A passionate and committed educator, Spokoyny has taught five distinct undergraduate courses and two Fiat Lux seminars since joining the department. He has developed and re- developed all of the classes without any teaching reliefs while maintaining a normal teaching load. His dedication and commitment to undergraduate research are phenomenal and he has gone well beyond the call of duty educating and mentoring UCLA undergraduates.
Spokoyny’s chemistry courses have been actively engaging and educating large cohorts of undergraduate students by incorporating knowledge creation assignments including writing articles for Wikipedia, mock grant panels and social media engagement. He led the effort developing the first general education undergraduate chemistry appreciation course for non-STEM majors that covers essentials of modern chemistry and materials science.

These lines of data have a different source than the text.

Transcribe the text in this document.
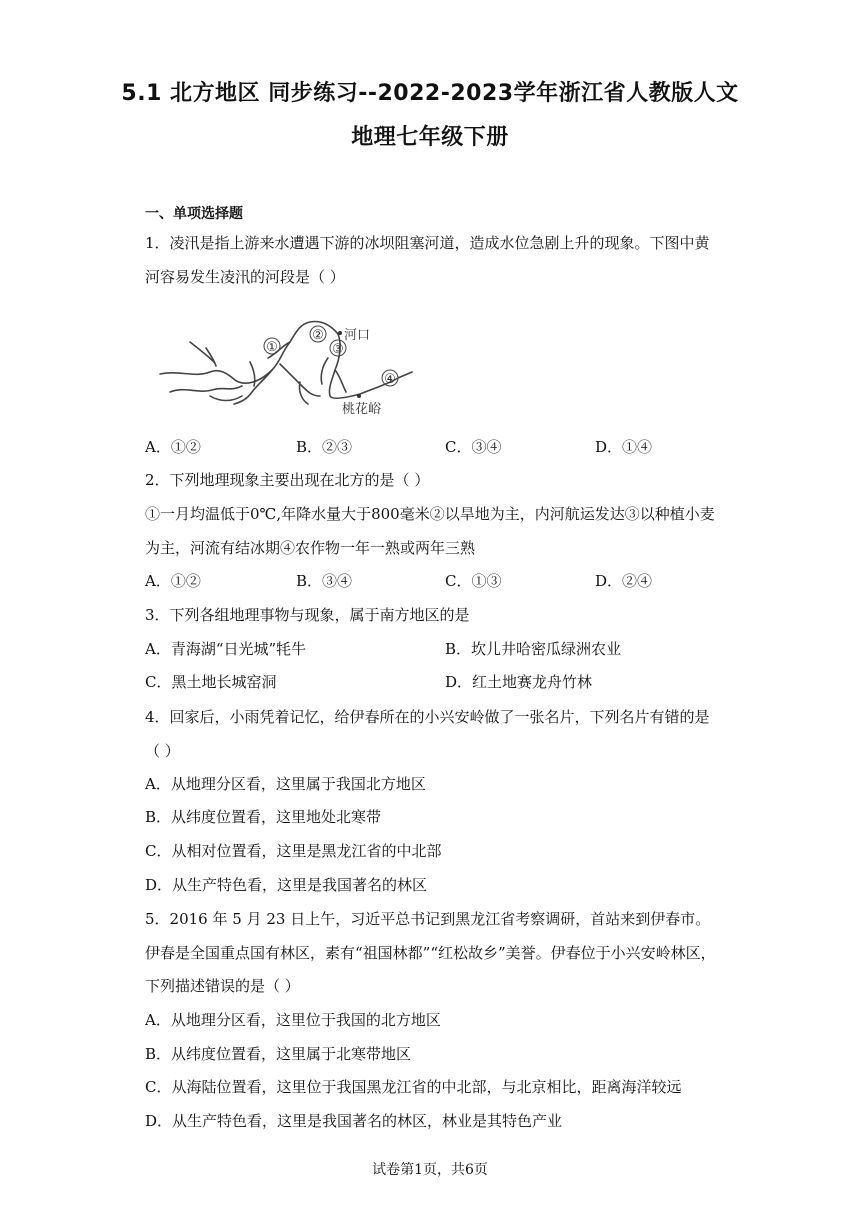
5.1 北方地区 同步练习--2022-2023学年浙江省人教版人文
地理七年级下册
一、单项选择题
1．凌汛是指上游来水遭遇下游的冰坝阻塞河道，造成水位急剧上升的现象。下图中黄
河容易发生凌汛的河段是（ ）
①
②
③
④
河口
桃花峪
A．①②	B．②③	C．③④	D．①④
2．下列地理现象主要出现在北方的是（ ）
①一月均温低于0℃,年降水量大于800毫米②以旱地为主，内河航运发达③以种植小麦
为主，河流有结冰期④农作物一年一熟或两年三熟
A．①②	B．③④	C．①③	D．②④
3．下列各组地理事物与现象，属于南方地区的是
A．青海湖“日光城”牦牛	B．坎儿井哈密瓜绿洲农业
C．黑土地长城窑洞	D．红土地赛龙舟竹林
4．回家后，小雨凭着记忆，给伊春所在的小兴安岭做了一张名片，下列名片有错的是
（ ）
A．从地理分区看，这里属于我国北方地区
B．从纬度位置看，这里地处北寒带
C．从相对位置看，这里是黑龙江省的中北部
D．从生产特色看，这里是我国著名的林区
5．2016 年 5 月 23 日上午，习近平总书记到黑龙江省考察调研，首站来到伊春市。
伊春是全国重点国有林区，素有“祖国林都”“红松故乡”美誉。伊春位于小兴安岭林区，
下列描述错误的是（ ）
A．从地理分区看，这里位于我国的北方地区
B．从纬度位置看，这里属于北寒带地区
C．从海陆位置看，这里位于我国黑龙江省的中北部，与北京相比，距离海洋较远
D．从生产特色看，这里是我国著名的林区，林业是其特色产业
试卷第1页，共6页
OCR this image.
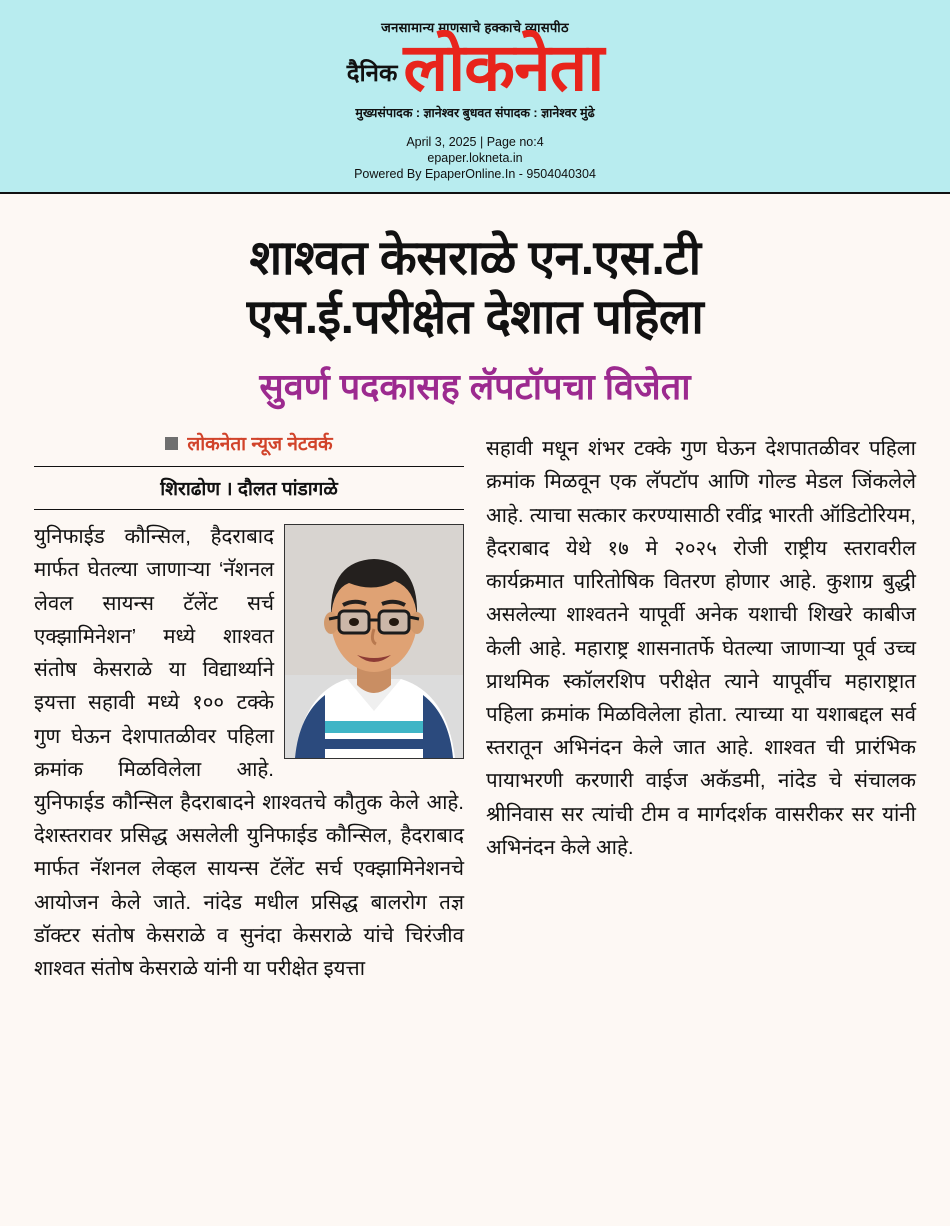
जनसामान्य माणसाचे हक्काचे व्यासपीठ
दैनिक लोकनेता
मुख्यसंपादक : ज्ञानेश्वर बुधवत संपादक : ज्ञानेश्वर मुंढे
April 3, 2025 | Page no:4
epaper.lokneta.in
Powered By EpaperOnline.In - 9504040304
शाश्वत केसराळे एन.एस.टी
एस.ई.परीक्षेत देशात पहिला
सुवर्ण पदकासह लॅपटॉपचा विजेता
लोकनेता न्यूज नेटवर्क
शिराढोण । दौलत पांडागळे
युनिफाईड कौन्सिल, हैदराबाद मार्फत घेतल्या जाणाऱ्या ‘नॅशनल लेवल सायन्स टॅलेंट सर्च एक्झामिनेशन’ मध्ये शाश्वत संतोष केसराळे या विद्यार्थ्याने इयत्ता सहावी मध्ये १०० टक्के गुण घेऊन देशपातळीवर पहिला क्रमांक मिळविलेला आहे. युनिफाईड कौन्सिल हैदराबादने शाश्वतचे कौतुक केले आहे. देशस्तरावर प्रसिद्ध असलेली युनिफाईड कौन्सिल, हैदराबाद मार्फत नॅशनल लेव्हल सायन्स टॅलेंट सर्च एक्झामिनेशनचे आयोजन केले जाते. नांदेड मधील प्रसिद्ध बालरोग तज्ञ डॉक्टर संतोष केसराळे व सुनंदा केसराळे यांचे चिरंजीव शाश्वत संतोष केसराळे यांनी या परीक्षेत इयत्ता
सहावी मधून शंभर टक्के गुण घेऊन देशपातळीवर पहिला क्रमांक मिळवून एक लॅपटॉप आणि गोल्ड मेडल जिंकलेले आहे. त्याचा सत्कार करण्यासाठी रवींद्र भारती ऑडिटोरियम, हैदराबाद येथे १७ मे २०२५ रोजी राष्ट्रीय स्तरावरील कार्यक्रमात पारितोषिक वितरण होणार आहे. कुशाग्र बुद्धी असलेल्या शाश्वतने यापूर्वी अनेक यशाची शिखरे काबीज केली आहे. महाराष्ट्र शासनातर्फे घेतल्या जाणाऱ्या पूर्व उच्च प्राथमिक स्कॉलरशिप परीक्षेत त्याने यापूर्वीच महाराष्ट्रात पहिला क्रमांक मिळविलेला होता. त्याच्या या यशाबद्दल सर्व स्तरातून अभिनंदन केले जात आहे. शाश्वत ची प्रारंभिक पायाभरणी करणारी वाईज अकॅडमी, नांदेड चे संचालक श्रीनिवास सर त्यांची टीम व मार्गदर्शक वासरीकर सर यांनी अभिनंदन केले आहे.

This popular class aims to address a varying degree of “chemophobia” among the general public and Spokoyny’s effort is the first in its kind at UCLA addressing this.
Spokoyny has received multiple awards for his educational efforts including a Research Corporation Cottrell Scholar Award (2018) for his creative contributions to education in chemistry and physics, the department’s prestigious Hanson-Dow Award for Teaching Excellence (2019), and the recent Camille Dreyfus Teacher-Scholar Award (2020).
Through his outreach efforts, Spokoyny has shown his commitment to bringing chemistry to the community, especially those who are under-served. He has been teaching chemistry to incarcerated students in Southern California prisons as a part of the UCLA Prison Education Program and his group has done extensive outreach for K-12 students. He was recently co-author on an article about undergraduate teaching and mentorship at UCLA. In 2020, Spokoyny was featured on a Bruin Family Insights (UCLA Parent and Family Association) podcast discussing impact of Covid pandemic on undergraduate teaching and research.
His many other awards and honors include the UCLA’s Undergraduate Research Week Faculty Mentor Award (2020), NSF Career Award (2019), an NIH/NIGMS Maximizing Investigators’ Research Award award (2017), an Alfred P. Sloan Foundation Research Fellowship (2017), the AXE 2017 Glenn T. Seaborg Award (2017), In 2016, Spokoyny was named one of Chemical & Engineering News (C&EN) “Talented 12” and he received a 3M Non-Tenured Faculty Award (2016) and an American Chemistry Society (ACS) New Investigator grant (2016).